O empresário já vinha comprando ações do Carrefour na França — o plano era ter papéis suficientes para exercer alguma influência na gestão global da rede. Depois de quase um ano de negociações, em fevereiro de 2015 Abilio assumiu a presidência do conselho de administração da rede no Brasil e ganhou um assento no conselho da matriz. Sua missão: preparar a operação brasileira para a abertura do capital — que aconteceu em julho deste ano — e usar os recursos para distanciar a empresa da rival Pão de Açúcar em tamanho e rentabilidade.
Parte do plano já saiu do papel. As ações do Carrefour Brasil começaram a ser negociadas em julho. O preço inicial foi baixo: ficou em 15 reais, no piso da estimativa dos bancos contratados para fazer a operação. Mas a empresa vale 29 bilhões de reais, o que corresponde à metade do valor global do Carrefour, ainda que a participação brasileira nas vendas totais não chegue a 20%. O Pão de Açúcar fatura 8% menos e vale quase 30% menos na bolsa (excluindo as receitas da Via Varejo).
Já em 2015 o Carrefour passou o concorrente e se tornou a maior rede de supermercados do país. A rentabilidade também é maior — a margem de geração de caixa é de 7,5%; e a do Pão de Açúcar, de 5,3%. A meta não declarada da nova gestão, segundo pessoas próximas, é fazer o Carrefour Brasil valer tanto quanto o Carrefour global.
EXAME apurou que, para conseguir isso, o Carrefour, presidido no Brasil pelo francês Charles Desmartis, e a Península, empresa de investimentos de Abilio, criaram o Projeto Bolt, numa referência ao atleta jamacaino Usain Bolt, maior velocista da história.
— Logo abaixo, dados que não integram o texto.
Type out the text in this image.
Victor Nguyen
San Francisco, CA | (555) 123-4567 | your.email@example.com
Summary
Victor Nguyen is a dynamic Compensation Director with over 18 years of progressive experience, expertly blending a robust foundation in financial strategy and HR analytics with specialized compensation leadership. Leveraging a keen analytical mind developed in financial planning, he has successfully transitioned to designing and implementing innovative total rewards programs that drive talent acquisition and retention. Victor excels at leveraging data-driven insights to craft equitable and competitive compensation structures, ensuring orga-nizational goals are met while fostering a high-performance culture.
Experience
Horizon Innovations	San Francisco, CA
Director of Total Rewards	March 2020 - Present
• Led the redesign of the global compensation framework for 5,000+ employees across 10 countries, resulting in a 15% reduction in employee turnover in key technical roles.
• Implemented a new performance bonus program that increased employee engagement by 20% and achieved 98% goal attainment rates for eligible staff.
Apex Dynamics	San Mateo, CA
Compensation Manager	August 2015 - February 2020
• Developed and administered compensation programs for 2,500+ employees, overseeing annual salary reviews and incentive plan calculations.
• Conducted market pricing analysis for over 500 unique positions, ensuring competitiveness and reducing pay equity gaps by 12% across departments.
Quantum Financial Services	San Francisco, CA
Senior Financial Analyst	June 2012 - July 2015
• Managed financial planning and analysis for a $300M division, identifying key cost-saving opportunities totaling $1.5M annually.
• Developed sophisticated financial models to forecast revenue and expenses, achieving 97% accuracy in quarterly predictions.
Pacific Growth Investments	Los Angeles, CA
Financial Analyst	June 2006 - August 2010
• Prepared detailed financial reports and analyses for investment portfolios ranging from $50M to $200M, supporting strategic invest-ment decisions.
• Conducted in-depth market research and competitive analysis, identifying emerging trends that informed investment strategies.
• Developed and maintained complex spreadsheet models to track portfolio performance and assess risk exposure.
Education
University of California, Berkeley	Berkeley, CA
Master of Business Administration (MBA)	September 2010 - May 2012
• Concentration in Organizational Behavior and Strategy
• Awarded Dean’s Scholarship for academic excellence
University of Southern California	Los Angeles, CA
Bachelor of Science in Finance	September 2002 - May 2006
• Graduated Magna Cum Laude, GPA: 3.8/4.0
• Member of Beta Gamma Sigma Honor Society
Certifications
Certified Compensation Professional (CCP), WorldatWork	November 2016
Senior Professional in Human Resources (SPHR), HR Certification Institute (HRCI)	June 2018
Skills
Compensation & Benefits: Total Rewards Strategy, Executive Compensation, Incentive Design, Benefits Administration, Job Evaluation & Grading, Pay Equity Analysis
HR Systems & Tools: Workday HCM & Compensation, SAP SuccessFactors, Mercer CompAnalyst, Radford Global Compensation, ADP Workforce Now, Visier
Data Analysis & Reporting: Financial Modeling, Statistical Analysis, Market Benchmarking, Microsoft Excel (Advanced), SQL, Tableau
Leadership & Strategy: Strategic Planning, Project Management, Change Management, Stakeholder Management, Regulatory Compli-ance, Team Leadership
Foi traçada uma nova estratégia para a empresa e um plano para colocá-la em prática de forma rápida — daí a referência meio óbvia a Bolt.
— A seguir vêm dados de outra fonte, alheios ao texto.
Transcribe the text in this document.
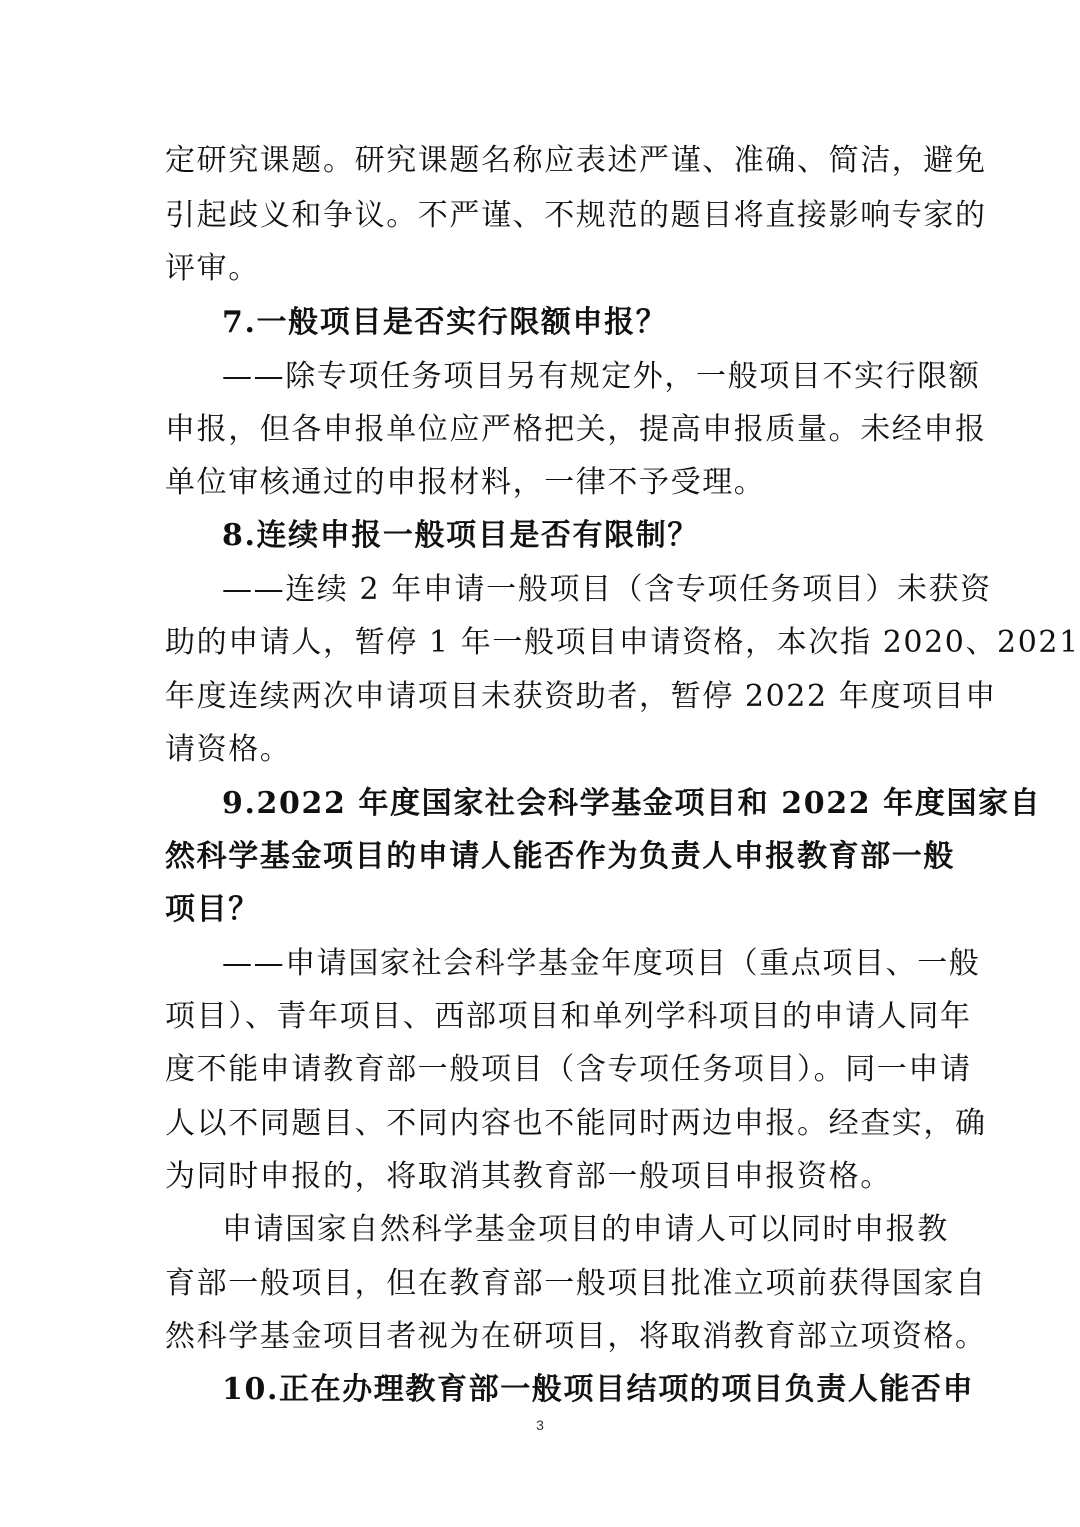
定研究课题。研究课题名称应表述严谨、准确、简洁，避免
引起歧义和争议。不严谨、不规范的题目将直接影响专家的
评审。
7.一般项目是否实行限额申报？
——除专项任务项目另有规定外，一般项目不实行限额
申报，但各申报单位应严格把关，提高申报质量。未经申报
单位审核通过的申报材料，一律不予受理。
8.连续申报一般项目是否有限制？
——连续 2 年申请一般项目（含专项任务项目）未获资
助的申请人，暂停 1 年一般项目申请资格，本次指 2020、2021
年度连续两次申请项目未获资助者，暂停 2022 年度项目申
请资格。
9.2022 年度国家社会科学基金项目和 2022 年度国家自
然科学基金项目的申请人能否作为负责人申报教育部一般
项目？
——申请国家社会科学基金年度项目（重点项目、一般
项目）、青年项目、西部项目和单列学科项目的申请人同年
度不能申请教育部一般项目（含专项任务项目）。同一申请
人以不同题目、不同内容也不能同时两边申报。经查实，确
为同时申报的，将取消其教育部一般项目申报资格。
申请国家自然科学基金项目的申请人可以同时申报教
育部一般项目，但在教育部一般项目批准立项前获得国家自
然科学基金项目者视为在研项目，将取消教育部立项资格。
10.正在办理教育部一般项目结项的项目负责人能否申
3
A avaliação era que somente o Atacadão, marca de “atacarejo” do Carrefour comprada em 2007, já funcionava a pleno vapor. Era possível, na análise da equipe, melhorar a atuação dos supermercados, dos hipermercados, do banco e da divisão imobiliária. Apenas no primeiro ano o grupo teria de cortar centenas de milhões de reais em gastos e aumentar a produtividade das lojas para retomar a primeira posição no ranking de supermercados.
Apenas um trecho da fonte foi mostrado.